The story I’ve heard (and I’ve heard it from professional historians) is that the United States deliberately chose a bolt action rifle in the World War I era because they felt that a semi-automatic rifle (which was available) would cause soldiers to waste ammunition.
What semi-automatic rifle was available to the US in the WW1 era?
What semi-automatic rifles did they even have the option to adopt? I can think of only a couple, the Mexican Mondragon and the French Fusil Automatique Modele 1917, that were produced in any numbers at the time. Neither was any great shakes with respect to ergonomics, reliability or durability.

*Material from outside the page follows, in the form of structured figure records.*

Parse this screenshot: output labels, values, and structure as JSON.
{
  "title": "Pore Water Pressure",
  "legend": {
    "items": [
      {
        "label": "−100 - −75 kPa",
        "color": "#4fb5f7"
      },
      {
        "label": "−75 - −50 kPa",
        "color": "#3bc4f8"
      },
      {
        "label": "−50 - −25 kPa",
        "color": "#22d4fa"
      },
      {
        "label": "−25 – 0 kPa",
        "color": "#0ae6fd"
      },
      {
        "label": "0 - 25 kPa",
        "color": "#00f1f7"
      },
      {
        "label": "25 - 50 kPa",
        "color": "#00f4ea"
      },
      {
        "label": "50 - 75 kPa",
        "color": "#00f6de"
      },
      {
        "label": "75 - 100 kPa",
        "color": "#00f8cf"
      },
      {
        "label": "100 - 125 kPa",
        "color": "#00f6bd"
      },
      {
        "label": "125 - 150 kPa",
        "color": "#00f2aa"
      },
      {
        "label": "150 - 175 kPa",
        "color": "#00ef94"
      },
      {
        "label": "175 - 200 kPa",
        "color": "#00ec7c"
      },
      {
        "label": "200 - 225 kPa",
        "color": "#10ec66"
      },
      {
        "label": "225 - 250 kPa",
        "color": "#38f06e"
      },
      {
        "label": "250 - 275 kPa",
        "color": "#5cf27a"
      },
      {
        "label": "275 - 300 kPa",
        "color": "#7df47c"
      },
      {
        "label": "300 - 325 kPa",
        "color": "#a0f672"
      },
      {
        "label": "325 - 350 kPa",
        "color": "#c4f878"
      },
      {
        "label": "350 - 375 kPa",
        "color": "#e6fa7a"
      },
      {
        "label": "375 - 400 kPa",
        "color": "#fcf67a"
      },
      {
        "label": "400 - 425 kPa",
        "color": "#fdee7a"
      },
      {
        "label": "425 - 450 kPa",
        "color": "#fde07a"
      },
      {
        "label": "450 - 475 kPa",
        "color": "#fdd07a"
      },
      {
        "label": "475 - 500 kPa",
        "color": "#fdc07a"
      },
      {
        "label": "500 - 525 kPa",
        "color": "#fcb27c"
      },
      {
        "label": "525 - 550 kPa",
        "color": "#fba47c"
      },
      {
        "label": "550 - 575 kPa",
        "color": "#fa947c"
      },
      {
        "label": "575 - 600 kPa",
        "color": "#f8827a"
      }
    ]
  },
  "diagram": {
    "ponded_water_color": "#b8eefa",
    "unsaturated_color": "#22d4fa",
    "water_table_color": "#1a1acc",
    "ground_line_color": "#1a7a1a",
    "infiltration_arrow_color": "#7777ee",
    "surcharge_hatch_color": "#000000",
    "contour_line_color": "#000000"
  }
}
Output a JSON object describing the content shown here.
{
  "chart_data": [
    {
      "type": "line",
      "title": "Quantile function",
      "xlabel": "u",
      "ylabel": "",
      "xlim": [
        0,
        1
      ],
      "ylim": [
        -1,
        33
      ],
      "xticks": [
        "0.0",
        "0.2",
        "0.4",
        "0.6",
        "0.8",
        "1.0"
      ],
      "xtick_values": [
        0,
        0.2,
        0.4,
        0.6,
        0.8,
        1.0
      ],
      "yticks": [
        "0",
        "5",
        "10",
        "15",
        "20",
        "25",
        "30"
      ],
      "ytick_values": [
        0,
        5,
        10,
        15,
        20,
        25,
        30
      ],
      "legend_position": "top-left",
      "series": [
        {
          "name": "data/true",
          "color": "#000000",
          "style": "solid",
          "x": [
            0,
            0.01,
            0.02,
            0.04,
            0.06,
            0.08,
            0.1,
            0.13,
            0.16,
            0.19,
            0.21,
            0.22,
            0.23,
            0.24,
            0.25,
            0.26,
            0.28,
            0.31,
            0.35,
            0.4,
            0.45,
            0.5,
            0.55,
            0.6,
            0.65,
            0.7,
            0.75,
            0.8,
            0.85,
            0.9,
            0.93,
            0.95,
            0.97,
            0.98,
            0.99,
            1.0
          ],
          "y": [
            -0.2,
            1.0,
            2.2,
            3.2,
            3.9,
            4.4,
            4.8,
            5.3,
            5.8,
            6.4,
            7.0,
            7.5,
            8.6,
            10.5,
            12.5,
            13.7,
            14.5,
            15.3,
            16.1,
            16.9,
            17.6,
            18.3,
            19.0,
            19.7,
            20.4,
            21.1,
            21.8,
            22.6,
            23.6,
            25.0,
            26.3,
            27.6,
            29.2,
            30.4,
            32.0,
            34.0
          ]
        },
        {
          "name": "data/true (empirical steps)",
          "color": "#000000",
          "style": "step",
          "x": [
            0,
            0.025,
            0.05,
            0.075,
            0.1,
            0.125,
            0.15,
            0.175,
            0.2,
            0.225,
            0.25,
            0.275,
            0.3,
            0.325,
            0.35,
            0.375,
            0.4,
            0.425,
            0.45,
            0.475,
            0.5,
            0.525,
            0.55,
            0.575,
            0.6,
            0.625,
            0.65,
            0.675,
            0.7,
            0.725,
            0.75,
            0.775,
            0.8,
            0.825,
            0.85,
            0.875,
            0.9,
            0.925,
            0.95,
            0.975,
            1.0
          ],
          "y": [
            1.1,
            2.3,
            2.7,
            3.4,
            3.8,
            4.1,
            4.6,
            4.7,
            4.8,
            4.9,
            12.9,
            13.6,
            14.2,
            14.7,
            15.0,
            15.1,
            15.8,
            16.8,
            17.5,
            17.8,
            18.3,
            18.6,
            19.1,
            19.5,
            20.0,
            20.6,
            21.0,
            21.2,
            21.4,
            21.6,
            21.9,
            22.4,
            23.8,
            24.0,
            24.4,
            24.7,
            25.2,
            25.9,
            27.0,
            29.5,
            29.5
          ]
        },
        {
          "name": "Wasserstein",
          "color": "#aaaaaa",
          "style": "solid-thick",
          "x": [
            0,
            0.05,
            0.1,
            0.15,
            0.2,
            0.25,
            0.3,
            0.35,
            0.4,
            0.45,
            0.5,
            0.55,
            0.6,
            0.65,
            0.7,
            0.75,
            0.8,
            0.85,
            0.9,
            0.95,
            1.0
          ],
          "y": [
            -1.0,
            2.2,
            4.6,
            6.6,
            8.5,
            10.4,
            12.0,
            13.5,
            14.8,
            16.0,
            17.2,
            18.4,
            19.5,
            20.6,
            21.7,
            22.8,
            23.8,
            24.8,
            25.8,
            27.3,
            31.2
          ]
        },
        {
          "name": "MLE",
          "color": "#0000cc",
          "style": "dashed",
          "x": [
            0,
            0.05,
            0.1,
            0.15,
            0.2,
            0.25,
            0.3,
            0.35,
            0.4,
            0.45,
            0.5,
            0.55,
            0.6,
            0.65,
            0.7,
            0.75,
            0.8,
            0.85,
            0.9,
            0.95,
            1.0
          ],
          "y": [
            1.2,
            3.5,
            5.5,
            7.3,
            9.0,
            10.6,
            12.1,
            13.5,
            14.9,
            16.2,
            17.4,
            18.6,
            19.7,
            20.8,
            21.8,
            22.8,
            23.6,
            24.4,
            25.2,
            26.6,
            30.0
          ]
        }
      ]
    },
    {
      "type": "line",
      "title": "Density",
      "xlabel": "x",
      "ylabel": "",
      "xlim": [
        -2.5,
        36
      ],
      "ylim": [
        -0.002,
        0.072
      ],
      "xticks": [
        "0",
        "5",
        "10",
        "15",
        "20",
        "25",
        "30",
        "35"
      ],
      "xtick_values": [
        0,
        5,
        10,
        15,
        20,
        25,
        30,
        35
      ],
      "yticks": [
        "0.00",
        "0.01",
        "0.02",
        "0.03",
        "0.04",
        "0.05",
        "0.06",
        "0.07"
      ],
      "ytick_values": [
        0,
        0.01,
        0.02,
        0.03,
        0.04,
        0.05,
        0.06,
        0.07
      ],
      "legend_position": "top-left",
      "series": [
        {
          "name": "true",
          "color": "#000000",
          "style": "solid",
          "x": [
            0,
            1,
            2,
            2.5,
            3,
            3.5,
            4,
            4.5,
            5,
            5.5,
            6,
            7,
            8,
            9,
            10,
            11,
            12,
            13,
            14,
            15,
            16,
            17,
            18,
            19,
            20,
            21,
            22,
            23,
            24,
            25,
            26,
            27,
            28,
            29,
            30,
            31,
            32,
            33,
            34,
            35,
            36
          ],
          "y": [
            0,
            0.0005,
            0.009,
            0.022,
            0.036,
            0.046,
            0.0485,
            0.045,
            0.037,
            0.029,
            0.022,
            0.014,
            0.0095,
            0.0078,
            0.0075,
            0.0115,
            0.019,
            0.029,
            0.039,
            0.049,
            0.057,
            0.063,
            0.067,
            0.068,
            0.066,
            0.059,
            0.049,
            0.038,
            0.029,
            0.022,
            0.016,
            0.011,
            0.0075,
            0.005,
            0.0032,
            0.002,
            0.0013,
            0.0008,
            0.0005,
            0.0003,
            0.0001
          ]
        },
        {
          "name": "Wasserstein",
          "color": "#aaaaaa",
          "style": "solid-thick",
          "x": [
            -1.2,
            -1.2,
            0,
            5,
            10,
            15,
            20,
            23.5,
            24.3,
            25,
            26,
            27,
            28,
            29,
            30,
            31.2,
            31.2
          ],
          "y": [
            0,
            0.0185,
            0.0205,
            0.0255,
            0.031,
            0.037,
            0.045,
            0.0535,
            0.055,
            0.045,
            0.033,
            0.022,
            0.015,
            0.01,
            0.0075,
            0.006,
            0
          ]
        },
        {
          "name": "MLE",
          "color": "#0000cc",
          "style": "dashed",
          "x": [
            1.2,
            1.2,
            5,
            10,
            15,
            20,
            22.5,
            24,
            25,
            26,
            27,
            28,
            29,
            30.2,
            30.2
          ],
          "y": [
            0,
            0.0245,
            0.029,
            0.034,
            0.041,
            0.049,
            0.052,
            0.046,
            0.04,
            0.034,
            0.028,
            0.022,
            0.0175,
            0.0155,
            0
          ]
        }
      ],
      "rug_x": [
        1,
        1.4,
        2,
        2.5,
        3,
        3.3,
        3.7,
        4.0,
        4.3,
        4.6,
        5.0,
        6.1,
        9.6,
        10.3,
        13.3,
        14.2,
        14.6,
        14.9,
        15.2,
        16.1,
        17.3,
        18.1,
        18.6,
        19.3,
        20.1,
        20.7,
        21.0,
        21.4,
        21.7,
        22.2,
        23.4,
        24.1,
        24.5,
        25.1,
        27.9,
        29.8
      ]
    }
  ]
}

For WW1, there was the Pederson Device which some say never saw action because there was a fear Germans would capture them and duplicate them.
That was the official line of not only the USMC but the British Army throughout WW2. The Marines changed their minds when they got a good look at what the Garand was capable of. The Brits never did.
it didnt see action because it wasnt produced in time. your own link says that
The 1903 Springfield had a 5 round magazine. It also had a magazine cutoff. In theory, soldiers were supposed to fill the magazine with 5 rounds, then flip the magazine cutoff to the off position. To save ammo and encourage aimed shooting, soldiers were to fire a single shot and reload by hand another round after each shot. The 5 round magazine was a reserve in case the enemy charged your trench and you needed to increase your rate of fire. In practice, I believe soldiers left the cutoff “on” most of the time and reloaded 5 rounds at once with a stripper clip.
In WWII, I believe the U.S. made a definite decision to only use some newfangled anti-aircraft shells (with radar-triggered proximity fuses) in places (such as on ships) where spent shells couldn’t be recovered by the enemy and reverse-engineered.
I heard that same story, but about the US Civil War: that the Union War Department refused to buy Gatling guns for the troops, because they would waste too much ammunition.
That was only true for part of the war. Proximity fuses for artillery shells finally reached the US Army in Europe in late 1944 (in time for the Battle of the Bulge) and were available for use in the Pacific by ground forces as well.
Much of that delay was caused by the secrecy, mind you.